In September 2014, a new law in New Hampshire made it illegal to take a photograph within a voting booth in the state. If you decided to share a photo of yourself and your ballot, the state could have issued you a fine of up to $1,000. Today a judge struck down the law in response to a lawsuit filed by the American Civil Liberties Union (ACLU).
According to Times Union, the law was originally drafted by lawmakers who felt that “someone who wanted to coerce voters could insist on seeing pictures of their ballots to prove how they voted.” Other defendants such as Representative Timothy Horrigon felt that “the new high-tech methods of showing a ballot absolutely could be used to further a serious vote-buying scheme.”
— Leon H Rideout (@RepRideout) September 10, 2014
The ACLU originally stepped in to protect three individuals who were being investigated for breaking the no-photography law. After deliberation, U.S. District Court Judge Paul Barbadoro decided that the law amounted to pure speculation, as lawyers for the state noted that there are currently “no known cases of vote-buying or coercion in New Hampshire.”
Barbadoro even took a minute to mock the idea, saying: “‘You think people are going to post a photo on Facebook? I’m a proud seller of my vote!

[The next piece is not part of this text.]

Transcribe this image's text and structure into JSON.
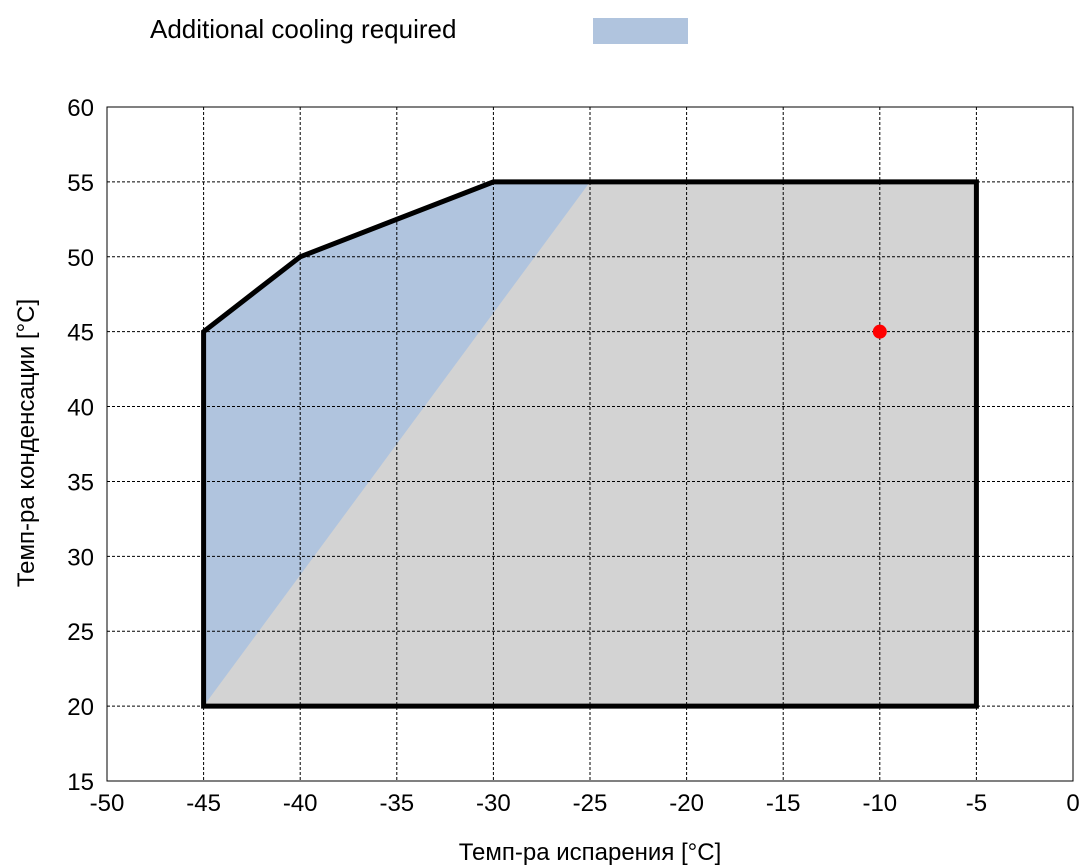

I just sold my vote for $25!’ At some level, you have to use common sense.”
“The law at issue is a content-based restriction on speech that deprives voters of one of their most powerful means of letting the world know how they voted.”
The “decision is a victory for the First Amendment,” says ACLU legal director Gilles Bissonnette. “Political speech is essential to a functioning democracy.” And that speech includes the sharing of photos online.